O produtor rural Vilmondes Tomain garantiu sua recondução à presidência da Federação da Agricultura e Pecuária de Mato Grosso (Famato) durante votação realizada nesta sexta-feira (4), na capital mato-grossense.
Chapa única e união do setor produtivo
A votação ocorreu na sede da instituição, em Cuiabá, reunindo líderes de várias regiões. Com a chapa única “União que Fortalece – Gestão que Avança”, o dirigente foi aclamado por unanimidade pelos 82 sindicatos rurais presentes no pleito. A nova gestão abrangerá o quadriênio de 2027 a 2030, dando seguimento aos projetos iniciados no começo de 2023. Atualmente, a estrutura sindical conta com 96 sindicatos atuantes em 142 municípios do estado.

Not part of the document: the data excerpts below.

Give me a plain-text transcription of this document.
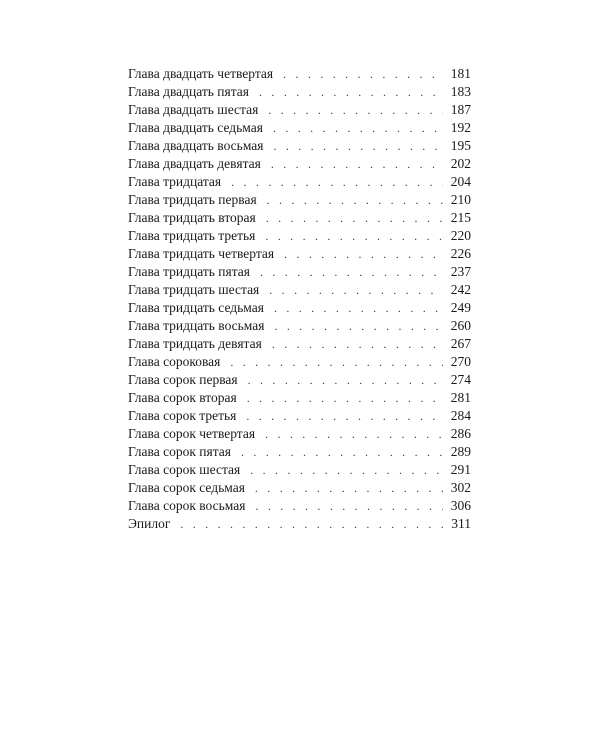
Глава двадцать четвертая . . .	181
Глава двадцать пятая . . .	183
Глава двадцать шестая . . .	187
Глава двадцать седьмая . . .	192
Глава двадцать восьмая . . .	195
Глава двадцать девятая . . .	202
Глава тридцатая . . .	204
Глава тридцать первая . . .	210
Глава тридцать вторая . . .	215
Глава тридцать третья . . .	220
Глава тридцать четвертая . . .	226
Глава тридцать пятая . . .	237
Глава тридцать шестая . . .	242
Глава тридцать седьмая . . .	249
Глава тридцать восьмая . . .	260
Глава тридцать девятая . . .	267
Глава сороковая . . .	270
Глава сорок первая . . .	274
Глава сорок вторая . . .	281
Глава сорок третья . . .	284
Глава сорок четвертая . . .	286
Глава сорок пятая . . .	289
Глава сорок шестая . . .	291
Глава сорок седьмая . . .	302
Глава сорок восьмая . . .	306
Эпилог . . .	311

Conquistas e pautas estratégicas da gestão
Durante o primeiro mandato, a entidade focou em frentes técnicas, institucionais e políticas, com destaque para a segurança jurídica, regularização ambiental, crédito rural e infraestrutura. Entre as principais vitórias está a queda de 30% nos índices do Fundo Estadual de Transporte e Habitação (Fethab) aplicados no abate de fêmeas bovinas e bubalinas, uma conquista viabilizada em conjunto com a Acrimat e embasada por dados do Imea. A gestão também se destacou pela criação do Cejusc do Agro, voltado para a mediação de conflitos no setor.
Interiorização e valorização da família rural
A aproximação com o interior do estado foi impulsionada por investimentos em capacitação e projetos sociais do Senar MT, com a previsão de instalar cerca de 20 Núcleos Avançados de Capacitação (NAC). Além disso, a marca da instituição evoluiu para “A Casa da Família Rural”, abrindo espaço para iniciativas como a Comissão Famato Mulher e programas de saúde e lazer nas comunidades do campo.
Trajetória e próximos passos
Originário de Conceição das Alagoas (MG) e atuante em Mato Grosso desde 1988, Tomain possui uma sólida carreira na gestão pública e no sindicalismo rural, tendo presidido o Sindicato Rural de Barra do Garças antes de assumir o comando estadual em 2023. Para o próximo ciclo administrativo, a prioridade será manter o diálogo, buscar novas tecnologias para o campo, cobrar previsibilidade tributária e defender incansavelmente os interesses dos produtores mato-grossenses.